To my supposition, that space, as it may be conceived antecedent to and void of all bodies, or, if you will, all determinate beings, is nothing but the idea of the possibility of the existence of body; for, when one says there is space for another world as big as this, it seems to me to be no more than there is no repugnancy why another world as big as this might not exist; and in this sense space may be said to be infinite; and so in effect space, as antecedent to body, or some determinate being, is in effect nothing—To this I say will be objected, that space being, as it is, capable of greater and less, cannot properly be nothing.

To this I say, that space, antecedent to all determinate beings, is not capable of greater or less. The mistake lies in this, that we, having been accustomed to the measures of a foot, an ell, a mile, &c. &c., can easily frame ideas of them, where we suppose no body to be even beyond the bounds of the world, but our having ideas in our head proves not the existence of anything without us. But you will say, is not the space of a foot beyond the extremity of the universe less than the space of a yard? I answer, yes; that the idea of one, which I place there, is bigger than the idea of the other; but that there is anything real there existing, I deny; or by saying or imagining the space of a foot or yard beyond the extremity of the world, would suppose or mean anything more than that a body of a foot or a yard (of which I have the idea) may exist there, I deny. Indeed, should a body be placed a foot distant from the utmost extremity of the universe, one might say it was a foot distant from the world, which seems to me to be a bare relation, resulting from its position there, without supposing that space to be any real being existing there before, and interposed between them, but only that a real body of such dimensions may be placed between them without removing them further one from the other. For the relation makes itself appear in this, that whatsoever is so spoke of requires its correlative; and therefore, speaking of the universe, one cannot say it is distant, because without it we suppose no other determinate or finite being which may be the other term of this relation.

It will be answered, perhaps, that one may suppose a point in that empty space, and then say it is a foot from that point. I answer, one may as easily suppose a body as a point, if the point be quid reale; if not, it being nothing, one cannot say the extremity or superficies of the world is a foot from nothing; so that be it a point, or body, or what other being one pleases, that is supposed there, it is evidence there is always required some real existence to be the other term of the relation.

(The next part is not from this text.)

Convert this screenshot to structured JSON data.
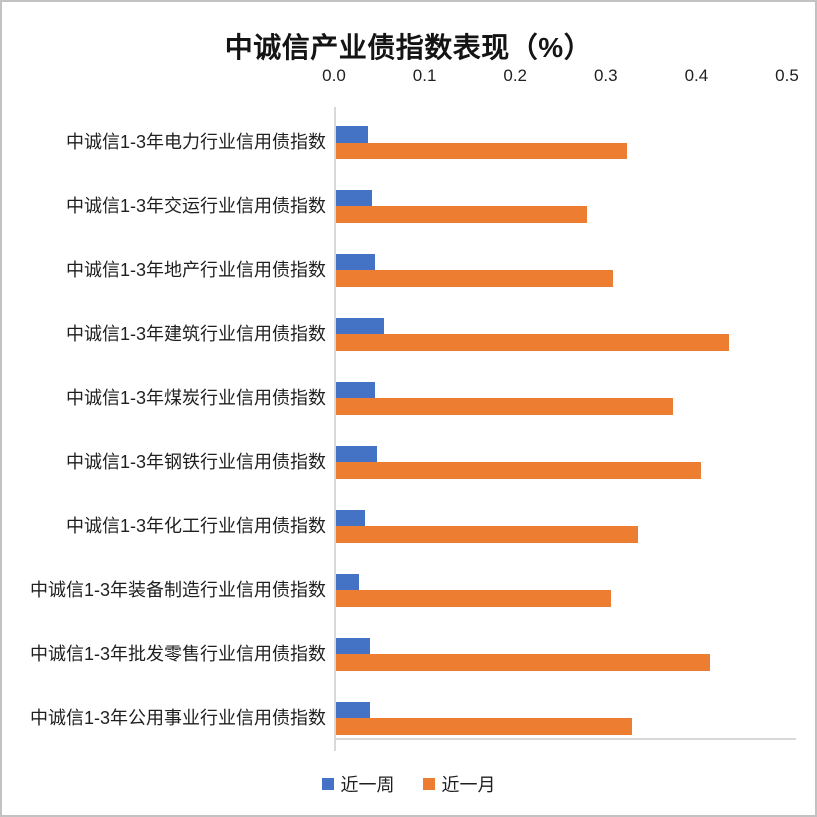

And after all the suppositions that can be made, it can never truly be said that the utmost superficies of the world is a foot distant from anything, if there be nothing really existing beyond it, but only that imaginary space.

That which makes us so apt to mistake in this point, I think, is this, that having been all our lifetime accustomed to speak ourselves, and hear all others speak of space, in phrases that import it to be a real thing, as to occupy or take up so much space, we come to be possessed with this prejudice, that it is a real thing, and not a bare relation. And that which helps to it is, that by constant conversing with real sensible things, which have this relation of distance one to another, which we, by the reason just now mentioned, mistake for a real positive thing, we are apt to think that it as really exists beyond the utmost extent of all bodies, or finite beings, though there be no such beings there to sustain it, as it does here amongst bodies, which is not true. For though it be true that the black lines drawn on a rule have the relation one to another of an inch distance, they being real sensible things; and though it be also true that I, knowing the idea of an inch, can imagine that length without imagining body, as well as I can imagine a figure without imagining body; yet it is no more true that there is any real distance in that which we call imaginary space, than that there is any real figure there.